AI Capabilities Matrix

Compare AI model features — streaming, function calling, vision, JSON mode, and more

What Are AI Model Capabilities?

Not all AI models are created equal. While they may all generate text, different models support different features like streaming responses, processing images, calling functions, or outputting structured JSON. This matrix helps you quickly identify which models support the capabilities you need for your application.

Choosing a model with the right capabilities is essential for building reliable AI applications. Using a model that lacks a required feature means you'll need complex workarounds or will face unexpected limitations in production.

This data is fetched from provider APIs and updated regularly to reflect the latest model features and capabilities across all major AI providers.

How to Use This Tool

1

Identify Required Capabilities

Before comparing, list the features your application needs: streaming for chat UIs, function calling for AI agents, vision for image processing, JSON mode for structured data extraction.

2

Filter by Capability

Use the dropdown to filter to only models with a specific capability. This quickly narrows the list to viable options for your requirements.

3

Compare Across Providers

Filter by provider to see available capabilities within a specific ecosystem, or compare how different providers implement the same features.

4

Copy as Markdown

Export the capability matrix as Markdown for documentation or to share with your team during model selection discussions.

Capability Definitions

Streaming

Receive response tokens as they're generated instead of waiting for the complete response. Essential for chat interfaces and real-time applications.

Function Calling (Tools)

Model can identify when to call external tools and format required parameters. Core feature for AI agents and integrations with external services.

Vision

Process and understand images alongside text. Required for image analysis, document processing, OCR-like tasks, or describing visual content.

JSON Mode

Guarantee that the model outputs valid JSON. Critical for applications that need to parse structured data from model responses reliably.

Audio

Process audio input or generate audio output natively. Enables voice assistants and audio transcription without separate ASR/TTS services.

Fine-Tuning

Train a custom version of the model on your own data. Enables specialized behavior without complex prompting for domain-specific tasks.

Batching

Send multiple requests for async processing together, often at reduced cost (up to 50% off). Ideal for bulk processing non-time-sensitive tasks.

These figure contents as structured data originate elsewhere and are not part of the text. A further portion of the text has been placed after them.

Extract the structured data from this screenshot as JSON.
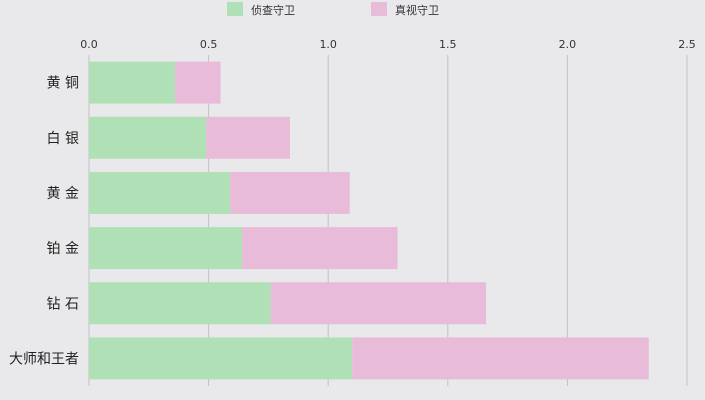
{
  "legend": [
    {
      "label": "侦查守卫",
      "color": "#b0e0b5"
    },
    {
      "label": "真视守卫",
      "color": "#e8bcd8"
    }
  ],
  "chart_data": {
    "type": "bar",
    "orientation": "horizontal",
    "stacked": true,
    "categories": [
      "黄 铜",
      "白 银",
      "黄 金",
      "铂 金",
      "钻 石",
      "大师和王者"
    ],
    "series": [
      {
        "name": "侦查守卫",
        "values": [
          0.36,
          0.49,
          0.59,
          0.64,
          0.76,
          1.1
        ],
        "color": "#b0e0b5"
      },
      {
        "name": "真视守卫",
        "values": [
          0.19,
          0.35,
          0.5,
          0.65,
          0.9,
          1.24
        ],
        "color": "#e8bcd8"
      }
    ],
    "xlim": [
      0,
      2.5
    ],
    "xticks": [
      "0.0",
      "0.5",
      "1.0",
      "1.5",
      "2.0",
      "2.5"
    ],
    "grid": "vertical",
    "legend_position": "top-center",
    "title": "",
    "xlabel": "",
    "ylabel": ""
  }
}
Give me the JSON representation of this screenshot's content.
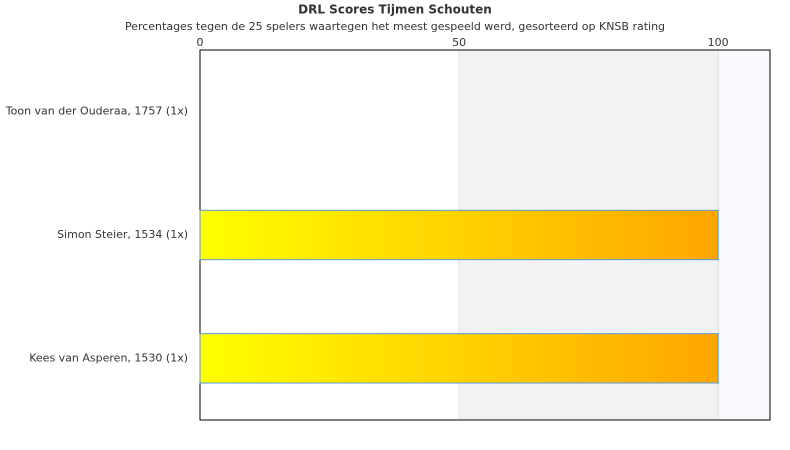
{
  "chart_data": {
    "type": "bar",
    "orientation": "horizontal",
    "title": "DRL Scores Tijmen Schouten",
    "subtitle": "Percentages tegen de 25 spelers waartegen het meest gespeeld werd, gesorteerd op KNSB rating",
    "categories": [
      "Toon van der Ouderaa, 1757 (1x)",
      "Simon Steier, 1534 (1x)",
      "Kees van Asperen, 1530 (1x)"
    ],
    "values": [
      0,
      100,
      100
    ],
    "gradient": [
      "#ffff00",
      "#ffa500"
    ],
    "border_color": "#5b9bd5",
    "band_colors": [
      "#ffffff",
      "#f2f2f2",
      "#f8f9fc"
    ],
    "xlim": [
      0,
      110
    ],
    "xticks": [
      0,
      50,
      100
    ],
    "grid": true
  }
}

Pro Tip: Minimum Viable Capabilities

Don't over-spec! Each additional capability typically comes with higher costs or fewer model options. Identify your true must-haves vs nice-to-haves. For example, if you only need JSON occasionally, robust prompting may be cheaper than limiting yourself to models with native JSON mode.

Capabilities by Use Case

Use CaseRequired CapabilitiesRecommended Models
Chat InterfaceStreamingAll major models
AI AgentFunction Calling + StreamingGPT-4o, Claude 3.5, Gemini
Document ProcessingVision + JSON ModeGPT-4o, Claude 3, Gemini 1.5
Data ExtractionJSON ModeGPT-4o-mini, Claude, Gemini
Voice AssistantAudio + StreamingGPT-4o, Gemini 2.0

Important: Implementation Varies

Even when two models support the same capability, implementations differ. OpenAI and Anthropic have different function calling formats. Vision quality varies between models. Always test capabilities with your actual use cases before committing to a model in production.

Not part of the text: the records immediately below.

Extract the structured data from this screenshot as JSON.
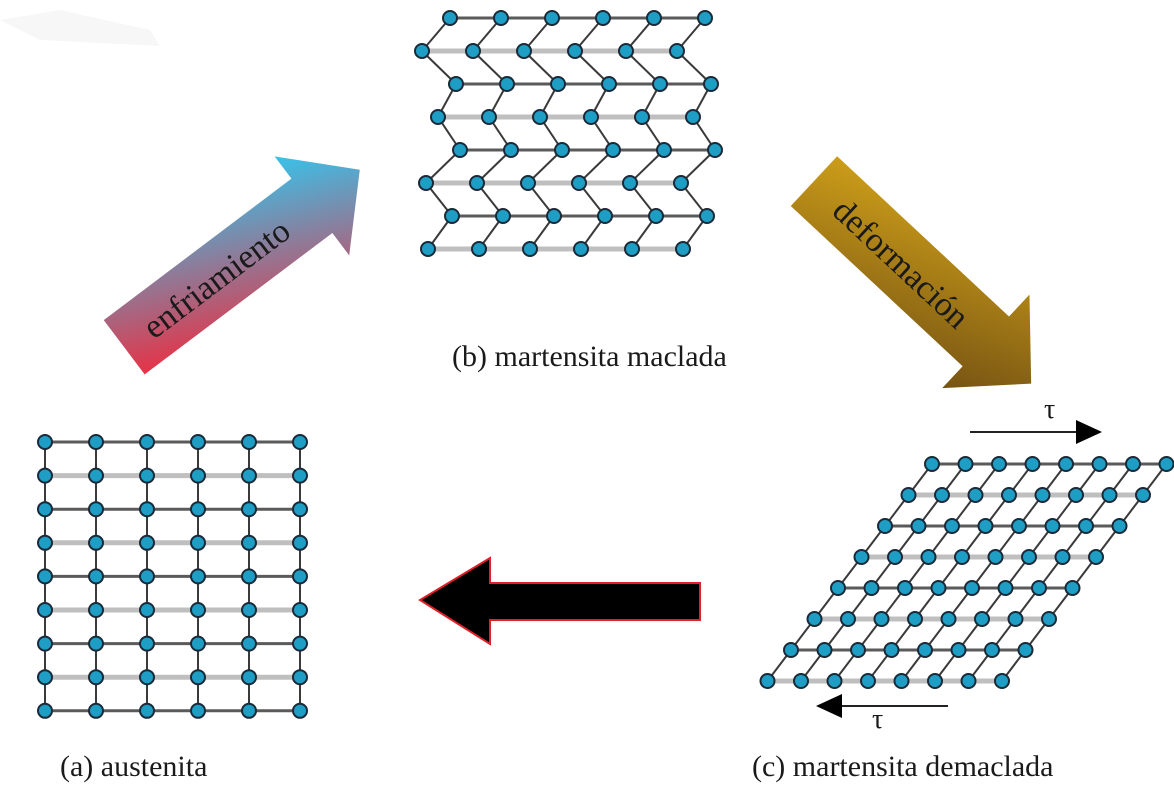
{
  "captions": {
    "austenite": "(a) austenita",
    "twinned": "(b) martensita maclada",
    "detwinned": "(c) martensita demaclada"
  },
  "arrows": {
    "cooling": {
      "label": "enfriamiento",
      "gradient_start": "#ff1e2e",
      "gradient_end": "#22d4ff"
    },
    "deformation": {
      "label": "deformación",
      "gradient_start": "#d9a81a",
      "gradient_end": "#6b4a12"
    },
    "return": {
      "label": "",
      "fill": "#000000",
      "outline": "#e0202a"
    }
  },
  "stress": {
    "top_symbol": "τ",
    "bottom_symbol": "τ"
  },
  "colors": {
    "atom": "#1e9ec4",
    "atom_outline": "#1a2a38",
    "bond": "#3a3a3a",
    "background": "#ffffff"
  },
  "lattices": {
    "austenite": {
      "rows": 9,
      "cols": 6,
      "shape": "square"
    },
    "twinned": {
      "rows": 8,
      "cols": 6,
      "shape": "zigzag-twinned"
    },
    "detwinned": {
      "rows": 8,
      "cols": 8,
      "shape": "sheared-parallelogram"
    }
  }
}
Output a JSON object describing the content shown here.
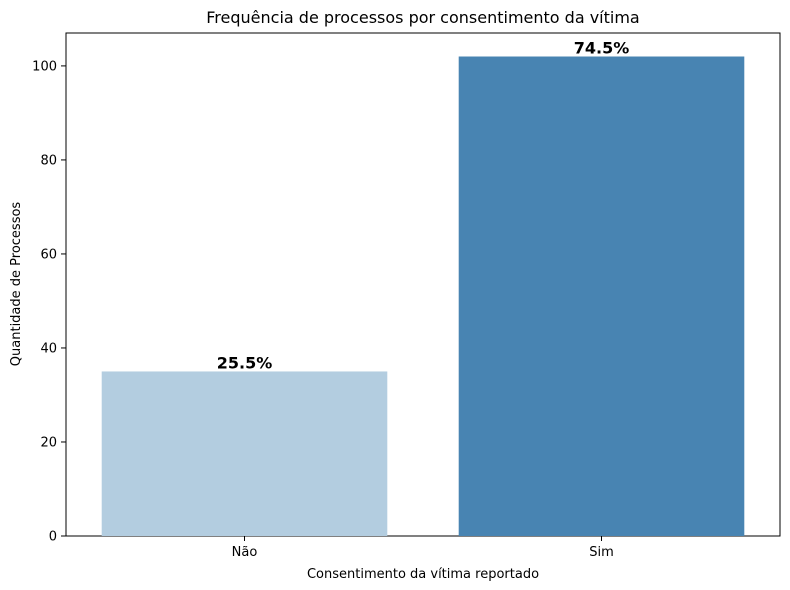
{
  "chart_data": {
    "type": "bar",
    "title": "Frequência de processos por consentimento da vítima",
    "xlabel": "Consentimento da vítima reportado",
    "ylabel": "Quantidade de Processos",
    "categories": [
      "Não",
      "Sim"
    ],
    "values": [
      35,
      102
    ],
    "data_labels": [
      "25.5%",
      "74.5%"
    ],
    "colors": [
      "#b3cde0",
      "#4884b2"
    ],
    "ylim": [
      0,
      107
    ],
    "yticks": [
      0,
      20,
      40,
      60,
      80,
      100
    ],
    "grid": false,
    "legend": "none"
  }
}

Frequently Asked Questions

Which capability is most important?

It depends entirely on your use case. For chatbots, streaming is essential for UX. For AI agents, function calling is critical. For image-related tasks, vision is required. For structured data extraction, JSON mode prevents parsing errors. Identify your must-haves before choosing a model.

Can I use function calling with all providers?

Not all models support function calling equally. OpenAI and Anthropic have robust implementations. Google Gemini also supports it. Some open-source models have function calling via community implementations. Implementation details and reliability vary, so always test thoroughly.

What if a model doesn't have JSON mode?

You can still ask for JSON in your prompt, but there's no guarantee the output will be valid. Best practices: use robust parsing with error handling, include JSON examples in your prompt, retry on parsing failures, or choose a model with native structured output support.

Do smaller models have the same capabilities?

Often yes, but quality may differ. GPT-4o-mini supports the same capabilities as GPT-4o but may have lower accuracy on complex tasks. Claude 3 Haiku has most Claude 3 Opus features. Test smaller models for your specific tasks — they're much cheaper and often good enough.

How do I handle capability differences across providers?

Use abstraction layers like LangChain, LiteLLM, or Vercel AI SDK that normalize API differences across providers. This lets you switch between models without rewriting integration code. Define capability requirements in config, and the library handles provider-specific implementations.